Caparaçonner

Voici un mot que je viens de découvrir et que j’ai confondu avec « carapaçonner » qui n’existe pas ! C’est donc un barbarisme, c’est-à-dire une faute de langage consistant à employer un mot, soit inexistant soit déformé. Attention donc ici à ne pas intervertir le p et le r : ca – pa -ra – çon – ner. En revanche, le verbe pronominal, se carapacer, existe et désigne l’action de s’enfuir, se carapater ou bien de se protéger, se mettre une carapace.

Pour pallier cette erreur, penchons-nous sur l’étymologie de caparaçonner. Il vient du nom commun caparaçon, caparazón en espagnol, et dont l’origine latine caparo signifie chaperon, chape ou capuchon. Un caparaçon est une couverture ou housse recouvrant les chevaux. Il peut être soit d’ornement pour les cérémonies, soit de protection pour les chevaux de guerre ou de tauromachie. 

Ainsi le mot caparaçonner signifie au premier sens, couvrir un cheval d’un caparaçon, et en second, se protéger avec des vêtements rembourrés. Harnacher, enharnacher, vêtir, barder sont ses synonymes.

Dans le livre Ivanhoé, paru en 1819, Walter Scott décrit un cheval caparaçonné : « …l’animal lui-même était caparaçonné d’une splendide armure de guerre qui, cependant, aux yeux d’un meilleur juge, n’ajoutait rien au prix de la noble bête. »

Eugène Sue dans les Mystères de Paris, paru en 1843, dépeint la fière allure d’un cheval caparaçonné : « Et lorsqu’il est sanglé, caparaçonné, bridé, empanaché, peut-on voir un plus triomphant, un plus glorieux, un plus fier, un plus bel…animal? » 

Jean Fouquet, premier peintre et enlumineur d’histoire du XVe, a peint dans ses miniatures des Grandes Chroniques de France, Charlemagne à la bataille. L’armée de Charlemagne est montée sur des chevaux caparaçonnés aux motifs de fleurs de lys. 

Plus proche de nous, Colette (1873-1954), femme de lettres, écrit : « Puis elle brancha le fer à repasser, caparaçonna la table de la cuisine et se mit à l’ouvrage. » Caparaçonner a ici le sens de protéger.

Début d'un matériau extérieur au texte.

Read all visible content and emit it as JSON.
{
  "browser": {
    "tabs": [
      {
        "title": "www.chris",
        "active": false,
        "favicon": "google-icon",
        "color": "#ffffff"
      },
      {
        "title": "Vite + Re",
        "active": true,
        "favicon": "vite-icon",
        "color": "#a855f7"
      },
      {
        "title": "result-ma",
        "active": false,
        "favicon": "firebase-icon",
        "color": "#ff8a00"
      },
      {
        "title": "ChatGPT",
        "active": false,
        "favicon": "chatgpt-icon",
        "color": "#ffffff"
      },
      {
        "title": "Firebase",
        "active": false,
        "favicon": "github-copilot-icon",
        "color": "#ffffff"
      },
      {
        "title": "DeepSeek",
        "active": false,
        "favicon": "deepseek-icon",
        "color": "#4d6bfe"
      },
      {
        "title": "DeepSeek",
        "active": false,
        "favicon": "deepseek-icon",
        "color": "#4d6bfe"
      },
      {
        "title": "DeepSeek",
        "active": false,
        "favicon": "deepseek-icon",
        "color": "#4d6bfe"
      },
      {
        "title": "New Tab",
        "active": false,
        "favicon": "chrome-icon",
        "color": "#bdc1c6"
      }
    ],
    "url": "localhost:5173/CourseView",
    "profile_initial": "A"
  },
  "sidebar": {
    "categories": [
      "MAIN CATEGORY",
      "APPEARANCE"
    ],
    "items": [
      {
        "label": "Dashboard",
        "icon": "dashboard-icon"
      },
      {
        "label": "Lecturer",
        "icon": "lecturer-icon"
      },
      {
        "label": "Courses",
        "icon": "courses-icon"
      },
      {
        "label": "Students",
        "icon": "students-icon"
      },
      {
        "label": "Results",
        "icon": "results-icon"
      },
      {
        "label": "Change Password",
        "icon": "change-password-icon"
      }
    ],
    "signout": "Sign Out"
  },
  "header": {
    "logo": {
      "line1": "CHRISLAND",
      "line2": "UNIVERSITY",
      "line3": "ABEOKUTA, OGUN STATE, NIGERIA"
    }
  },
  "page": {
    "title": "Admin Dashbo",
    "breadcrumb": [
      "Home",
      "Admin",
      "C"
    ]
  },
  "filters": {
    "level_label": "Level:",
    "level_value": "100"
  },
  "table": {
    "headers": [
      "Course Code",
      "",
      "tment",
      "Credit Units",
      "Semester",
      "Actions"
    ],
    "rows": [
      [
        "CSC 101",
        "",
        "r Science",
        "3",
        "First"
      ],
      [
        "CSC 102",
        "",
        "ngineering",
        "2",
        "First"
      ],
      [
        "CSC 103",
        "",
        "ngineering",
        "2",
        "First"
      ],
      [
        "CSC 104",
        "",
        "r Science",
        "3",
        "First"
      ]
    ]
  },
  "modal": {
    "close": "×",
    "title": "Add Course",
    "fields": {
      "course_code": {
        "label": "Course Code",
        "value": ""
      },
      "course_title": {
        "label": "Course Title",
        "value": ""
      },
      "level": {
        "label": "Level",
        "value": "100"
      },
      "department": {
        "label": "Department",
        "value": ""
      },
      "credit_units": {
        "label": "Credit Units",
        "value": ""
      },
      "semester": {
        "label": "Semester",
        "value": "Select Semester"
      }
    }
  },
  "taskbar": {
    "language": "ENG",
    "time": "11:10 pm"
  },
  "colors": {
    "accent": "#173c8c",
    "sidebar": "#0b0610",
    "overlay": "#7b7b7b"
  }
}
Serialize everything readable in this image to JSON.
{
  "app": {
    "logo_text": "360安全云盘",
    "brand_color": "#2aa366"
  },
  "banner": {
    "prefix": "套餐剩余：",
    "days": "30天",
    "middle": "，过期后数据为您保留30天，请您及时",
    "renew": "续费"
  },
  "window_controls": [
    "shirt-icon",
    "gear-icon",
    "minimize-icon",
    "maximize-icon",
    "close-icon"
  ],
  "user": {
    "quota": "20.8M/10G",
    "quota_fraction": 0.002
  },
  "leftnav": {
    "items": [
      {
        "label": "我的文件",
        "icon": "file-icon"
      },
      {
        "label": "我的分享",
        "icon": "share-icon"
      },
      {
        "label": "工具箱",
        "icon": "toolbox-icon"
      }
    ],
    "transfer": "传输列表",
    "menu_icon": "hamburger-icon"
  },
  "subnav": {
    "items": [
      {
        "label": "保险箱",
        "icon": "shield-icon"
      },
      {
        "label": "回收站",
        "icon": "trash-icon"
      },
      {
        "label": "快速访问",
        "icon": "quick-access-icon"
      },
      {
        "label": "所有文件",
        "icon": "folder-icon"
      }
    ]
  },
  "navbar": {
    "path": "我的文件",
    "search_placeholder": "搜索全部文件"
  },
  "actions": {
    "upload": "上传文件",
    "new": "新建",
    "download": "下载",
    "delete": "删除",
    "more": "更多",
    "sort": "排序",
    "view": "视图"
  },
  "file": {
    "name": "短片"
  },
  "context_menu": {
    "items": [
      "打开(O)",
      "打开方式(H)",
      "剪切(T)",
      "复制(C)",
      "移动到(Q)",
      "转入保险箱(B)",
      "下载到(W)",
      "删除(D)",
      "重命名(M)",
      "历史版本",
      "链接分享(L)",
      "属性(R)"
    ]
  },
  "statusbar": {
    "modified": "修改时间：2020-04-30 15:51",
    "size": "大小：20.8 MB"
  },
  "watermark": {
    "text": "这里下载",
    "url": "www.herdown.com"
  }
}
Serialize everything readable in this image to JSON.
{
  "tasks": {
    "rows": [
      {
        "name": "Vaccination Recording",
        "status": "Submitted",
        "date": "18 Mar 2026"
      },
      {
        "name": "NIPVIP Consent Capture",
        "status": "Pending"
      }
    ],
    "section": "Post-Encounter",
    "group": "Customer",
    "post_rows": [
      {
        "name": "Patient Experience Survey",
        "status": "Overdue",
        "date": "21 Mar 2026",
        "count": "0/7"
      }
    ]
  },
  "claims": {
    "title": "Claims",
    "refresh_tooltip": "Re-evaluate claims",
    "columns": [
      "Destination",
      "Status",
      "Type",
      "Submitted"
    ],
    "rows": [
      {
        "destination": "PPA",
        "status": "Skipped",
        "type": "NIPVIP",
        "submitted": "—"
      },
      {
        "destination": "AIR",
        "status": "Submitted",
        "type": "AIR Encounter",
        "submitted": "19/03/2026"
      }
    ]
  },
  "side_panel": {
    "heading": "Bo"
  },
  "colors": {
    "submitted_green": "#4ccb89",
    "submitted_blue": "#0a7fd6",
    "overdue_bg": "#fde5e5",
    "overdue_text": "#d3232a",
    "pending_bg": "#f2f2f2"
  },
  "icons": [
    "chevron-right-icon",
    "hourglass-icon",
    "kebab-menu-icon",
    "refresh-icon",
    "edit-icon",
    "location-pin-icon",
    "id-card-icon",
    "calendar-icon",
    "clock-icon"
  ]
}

Enfin, à la forme pronominale, se caparaçonner revêt le sens vieilli de s’habiller d’une façon peu habituelle, se vêtir bizarrement, s’attifer, s’accoutrer, se charger d’ornements ridicules. Il peut aussi avoir le sens de se protéger moralement, s’endurcir. « Comment peut-on se caparaçonner de la sorte? C’est ridicule. » « Il s’est caparaçonné contre les critiques. » 

D’autres barbarismes fleurissent dans notre langue française. En voici un florilège : aréoport pour aéroport, lieu de trafic aérien; aéropage pour cette fois aréopage, qui tire son nom de la colline d’Arès à Athènes; périgrination pour pérégrination, du latin peregrinus, étranger ; dilemne (confusion avec indemne) pour dilemme, du grec di- double et –lêmma proposition; opprobe pour opprobre, du latin opprobrium, réprobation publique, déshonneur ; frustre (confusion avec rustre, grossier, synonyme de fruste, et la forme conjuguée au présent de frustrer) pour fruste, qui manque de finesse, rustre; je vous serais gré au lieu de je vous saurais gré ; on dit savoir gré et non être gré.